Дена отправилась с Джулианом Амзли на мюзикл «Мейм», бенефис в пользу Актерского фонда, на который, похоже, пожаловал весь Нью‑Йорк. Вечер был роскошный. Пока она шла по проходу к своему месту, народ перешептывался: «Это Дена Нордстром». Приятно, что ни говори. Одета она была с элегантной простотой и даже без дорогих украшений выделялась из толпы женщин, выгодно вышедших замуж. Дена получала удовольствие от шоу, но в середине первого акта вдруг почувствовала, что не может вдохнуть, и ее пробил холодный пот. Сердце заколотилось, в ушах зазвенело, все как‑то исказилось, размылось. Зал вдруг начал вращаться, и она испугалась, что сейчас или умрет, или потеряет сознание.

Дена кое‑как пробралась к проходу. Джулиан привстал, но она убежала, прежде чем он успел спросить, что случилось.

В туалете вцепилась в раковину, но голова продолжала кружиться.
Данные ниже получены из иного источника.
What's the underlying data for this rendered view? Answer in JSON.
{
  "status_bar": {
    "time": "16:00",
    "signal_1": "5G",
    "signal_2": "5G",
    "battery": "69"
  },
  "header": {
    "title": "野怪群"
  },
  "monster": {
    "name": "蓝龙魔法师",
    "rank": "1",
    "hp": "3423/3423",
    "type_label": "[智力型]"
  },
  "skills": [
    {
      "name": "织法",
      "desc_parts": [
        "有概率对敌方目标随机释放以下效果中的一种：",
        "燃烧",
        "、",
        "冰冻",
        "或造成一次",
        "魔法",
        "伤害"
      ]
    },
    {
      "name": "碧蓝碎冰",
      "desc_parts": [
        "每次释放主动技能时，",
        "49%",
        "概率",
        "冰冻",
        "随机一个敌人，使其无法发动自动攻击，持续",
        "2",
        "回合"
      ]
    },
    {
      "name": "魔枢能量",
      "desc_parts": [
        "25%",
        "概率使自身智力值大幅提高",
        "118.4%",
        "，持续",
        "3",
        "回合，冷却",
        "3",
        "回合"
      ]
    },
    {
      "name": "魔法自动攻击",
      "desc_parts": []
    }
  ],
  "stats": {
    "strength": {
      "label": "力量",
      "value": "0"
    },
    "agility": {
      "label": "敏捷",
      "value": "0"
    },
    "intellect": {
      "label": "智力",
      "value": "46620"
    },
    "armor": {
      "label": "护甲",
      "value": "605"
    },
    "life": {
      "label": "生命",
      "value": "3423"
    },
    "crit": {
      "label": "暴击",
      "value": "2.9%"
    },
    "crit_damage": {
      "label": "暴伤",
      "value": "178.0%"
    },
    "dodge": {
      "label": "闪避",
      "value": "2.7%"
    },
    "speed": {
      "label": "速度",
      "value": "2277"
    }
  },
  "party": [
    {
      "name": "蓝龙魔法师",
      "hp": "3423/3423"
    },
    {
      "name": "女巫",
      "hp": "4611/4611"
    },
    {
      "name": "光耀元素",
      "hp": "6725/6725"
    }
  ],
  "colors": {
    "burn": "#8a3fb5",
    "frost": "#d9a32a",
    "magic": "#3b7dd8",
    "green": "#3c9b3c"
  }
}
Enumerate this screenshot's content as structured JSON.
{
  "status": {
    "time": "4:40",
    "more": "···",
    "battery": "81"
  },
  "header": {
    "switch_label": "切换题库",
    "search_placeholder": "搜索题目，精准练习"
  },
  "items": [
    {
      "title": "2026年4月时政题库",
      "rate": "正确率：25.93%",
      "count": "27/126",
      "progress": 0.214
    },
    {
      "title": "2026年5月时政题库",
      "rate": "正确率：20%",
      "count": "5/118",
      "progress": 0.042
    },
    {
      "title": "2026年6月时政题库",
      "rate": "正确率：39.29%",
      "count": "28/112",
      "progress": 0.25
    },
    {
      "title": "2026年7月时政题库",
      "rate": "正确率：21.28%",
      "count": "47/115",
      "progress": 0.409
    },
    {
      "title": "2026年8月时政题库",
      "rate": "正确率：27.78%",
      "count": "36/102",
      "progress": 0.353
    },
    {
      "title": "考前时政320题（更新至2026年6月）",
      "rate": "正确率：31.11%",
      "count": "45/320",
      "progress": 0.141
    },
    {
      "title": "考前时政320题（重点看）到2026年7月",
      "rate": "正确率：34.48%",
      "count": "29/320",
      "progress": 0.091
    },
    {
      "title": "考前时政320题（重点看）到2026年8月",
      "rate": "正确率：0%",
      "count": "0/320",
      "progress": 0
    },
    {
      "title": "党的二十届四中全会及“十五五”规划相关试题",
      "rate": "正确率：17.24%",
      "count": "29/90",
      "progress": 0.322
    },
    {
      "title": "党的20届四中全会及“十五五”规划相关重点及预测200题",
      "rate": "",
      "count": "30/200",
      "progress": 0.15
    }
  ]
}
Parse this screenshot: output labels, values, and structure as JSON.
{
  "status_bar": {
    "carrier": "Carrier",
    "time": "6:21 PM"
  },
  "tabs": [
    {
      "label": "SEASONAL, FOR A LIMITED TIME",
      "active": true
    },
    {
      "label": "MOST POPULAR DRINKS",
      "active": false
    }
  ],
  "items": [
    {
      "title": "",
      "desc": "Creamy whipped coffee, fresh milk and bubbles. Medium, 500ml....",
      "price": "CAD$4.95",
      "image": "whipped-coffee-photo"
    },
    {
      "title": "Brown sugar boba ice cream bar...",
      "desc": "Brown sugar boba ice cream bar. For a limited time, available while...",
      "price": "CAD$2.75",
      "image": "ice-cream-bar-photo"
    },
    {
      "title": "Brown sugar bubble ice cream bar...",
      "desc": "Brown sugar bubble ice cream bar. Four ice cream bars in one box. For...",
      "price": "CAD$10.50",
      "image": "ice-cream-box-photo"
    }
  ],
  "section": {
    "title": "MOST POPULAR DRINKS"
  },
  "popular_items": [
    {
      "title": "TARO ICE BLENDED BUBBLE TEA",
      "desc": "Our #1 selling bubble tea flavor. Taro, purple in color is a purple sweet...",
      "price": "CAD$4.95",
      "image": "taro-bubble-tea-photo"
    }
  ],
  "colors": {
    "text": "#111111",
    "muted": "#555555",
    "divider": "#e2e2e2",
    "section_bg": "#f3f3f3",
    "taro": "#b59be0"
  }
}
Служительница встревожилась, увидев ее лицо белее платья.

– С вами все в порядке, мисс?

Дена не ответила, включила холодную воду и умылась. Женщина усадила ее и сказала:

– Сядьте и дышите как можно глубже.

Дену до сих пор трясло, но стало вроде чуть получше, а служительница продолжала с ней разговаривать, прикладывая холодные компрессы к запястьям.

– Наверное, слишком душно. Постарайтесь успокоиться, и все будет в порядке.

С Денной никогда такого не случалось.

– Я не понимаю, что произошло. Такое чувство, что сейчас потеряю сознание.

– Может, съели чего‑то неподходящее, а может, простыли. А может, беременны, дамы часто чувствуют дурноту, когда беременны.

Пожилая билетерша, видевшая, как Дена забежала в туалет, постучала в дверь.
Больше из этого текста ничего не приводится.